Fährschiff Trelleborg macht im Stadthafen fest

Die Eisenbahnfähre Trelleborg der Reederei Stena Line, bis vor kurzem noch auf der Route Sassnitz-Trelleborg unterwegs, pausiert im Stadthafen Rostock

10. Oktober 2014, von
Fährschiff Trelleborg im Stadthafen Rostock
Fährschiff Trelleborg im Stadthafen Rostock

Ein weißer Koloss hat sich in die Skyline des Rostocker Stadthafens gedrängt. Die Eisenbahnfähre „Trelleborg“ der schwedischen Reederei Stena Line hat heute Vormittag an der Haedgehalbinsel neben dem blauen Brückenkran festgemacht.

Dort wird das über 170 Meter lange Schiff betriebsbereit gehalten, um es bei Bedarf wieder in Einsatz zu bringen, teilte das Unternehmen mit. Wie lange, das sei noch unklar. Crew und Öl seien jedoch an Bord und falls nötig wieder startklar.
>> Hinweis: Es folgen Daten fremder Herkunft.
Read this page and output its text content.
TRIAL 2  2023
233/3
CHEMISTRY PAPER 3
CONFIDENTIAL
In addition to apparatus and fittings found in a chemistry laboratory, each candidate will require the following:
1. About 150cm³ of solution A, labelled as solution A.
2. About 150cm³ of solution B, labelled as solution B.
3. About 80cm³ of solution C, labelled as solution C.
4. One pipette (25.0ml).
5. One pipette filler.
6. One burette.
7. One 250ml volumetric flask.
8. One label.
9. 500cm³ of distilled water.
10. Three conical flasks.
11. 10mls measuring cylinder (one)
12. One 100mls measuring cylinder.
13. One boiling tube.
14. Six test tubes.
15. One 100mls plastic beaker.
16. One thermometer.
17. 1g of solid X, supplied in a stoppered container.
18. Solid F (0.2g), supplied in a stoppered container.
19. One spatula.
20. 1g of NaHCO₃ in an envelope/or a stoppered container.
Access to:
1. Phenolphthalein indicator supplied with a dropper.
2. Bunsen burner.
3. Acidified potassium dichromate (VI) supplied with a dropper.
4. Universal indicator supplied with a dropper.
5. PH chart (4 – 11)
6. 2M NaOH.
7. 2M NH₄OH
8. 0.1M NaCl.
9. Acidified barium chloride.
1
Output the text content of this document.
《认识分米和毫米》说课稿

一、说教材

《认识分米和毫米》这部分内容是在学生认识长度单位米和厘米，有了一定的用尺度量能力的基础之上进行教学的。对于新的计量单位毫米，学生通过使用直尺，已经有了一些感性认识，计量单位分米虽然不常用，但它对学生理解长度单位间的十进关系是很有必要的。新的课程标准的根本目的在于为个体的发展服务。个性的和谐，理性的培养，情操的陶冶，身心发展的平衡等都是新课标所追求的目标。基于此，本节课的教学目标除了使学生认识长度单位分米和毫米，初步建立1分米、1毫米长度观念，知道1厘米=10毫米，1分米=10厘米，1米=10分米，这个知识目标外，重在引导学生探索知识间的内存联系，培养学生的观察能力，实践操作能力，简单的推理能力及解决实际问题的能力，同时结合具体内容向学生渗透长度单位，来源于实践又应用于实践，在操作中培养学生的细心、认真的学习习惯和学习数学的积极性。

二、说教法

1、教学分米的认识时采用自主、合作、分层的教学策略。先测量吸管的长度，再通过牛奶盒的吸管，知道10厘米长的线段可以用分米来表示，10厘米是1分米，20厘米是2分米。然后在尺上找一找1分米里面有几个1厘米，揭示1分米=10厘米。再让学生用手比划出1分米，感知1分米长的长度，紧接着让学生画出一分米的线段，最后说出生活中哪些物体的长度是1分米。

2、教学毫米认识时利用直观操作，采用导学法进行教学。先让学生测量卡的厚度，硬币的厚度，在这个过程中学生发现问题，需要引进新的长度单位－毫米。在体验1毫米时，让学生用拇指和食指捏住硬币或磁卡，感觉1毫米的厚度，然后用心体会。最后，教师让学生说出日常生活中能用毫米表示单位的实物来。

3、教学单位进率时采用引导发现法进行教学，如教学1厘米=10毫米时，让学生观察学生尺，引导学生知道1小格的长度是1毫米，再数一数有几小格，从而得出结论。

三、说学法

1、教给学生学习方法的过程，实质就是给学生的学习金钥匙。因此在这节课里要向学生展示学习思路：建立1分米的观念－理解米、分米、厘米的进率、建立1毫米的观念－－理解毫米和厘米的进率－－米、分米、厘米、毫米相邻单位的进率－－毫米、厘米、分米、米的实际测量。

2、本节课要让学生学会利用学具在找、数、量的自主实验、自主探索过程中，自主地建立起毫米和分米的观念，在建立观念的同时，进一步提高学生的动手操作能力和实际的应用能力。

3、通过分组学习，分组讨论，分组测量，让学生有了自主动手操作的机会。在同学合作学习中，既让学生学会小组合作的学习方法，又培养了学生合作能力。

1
„Wir haben mit verschiedenen Häfen verhandelt. Wegen der Liegeplatzkapazität und der Kosten ist Rostock die beste Variante“, erklärt Hardy Puls, Marketing- und Vertriebsleiter von Stena Line in Deutschland.

Der Stadthafen sei dem Unternehmen vom Hafenamt angeboten worden, ist man nach dem Verlassen der Stubnitz und der Georg Büchner doch bemüht, wieder große Schiffe in die historische Kulisse zu setzen. Erstmal bis Mai könnte die Trelleborg bleiben, stellt Hafenkapitän Gisbert Ruhnke in Aussicht.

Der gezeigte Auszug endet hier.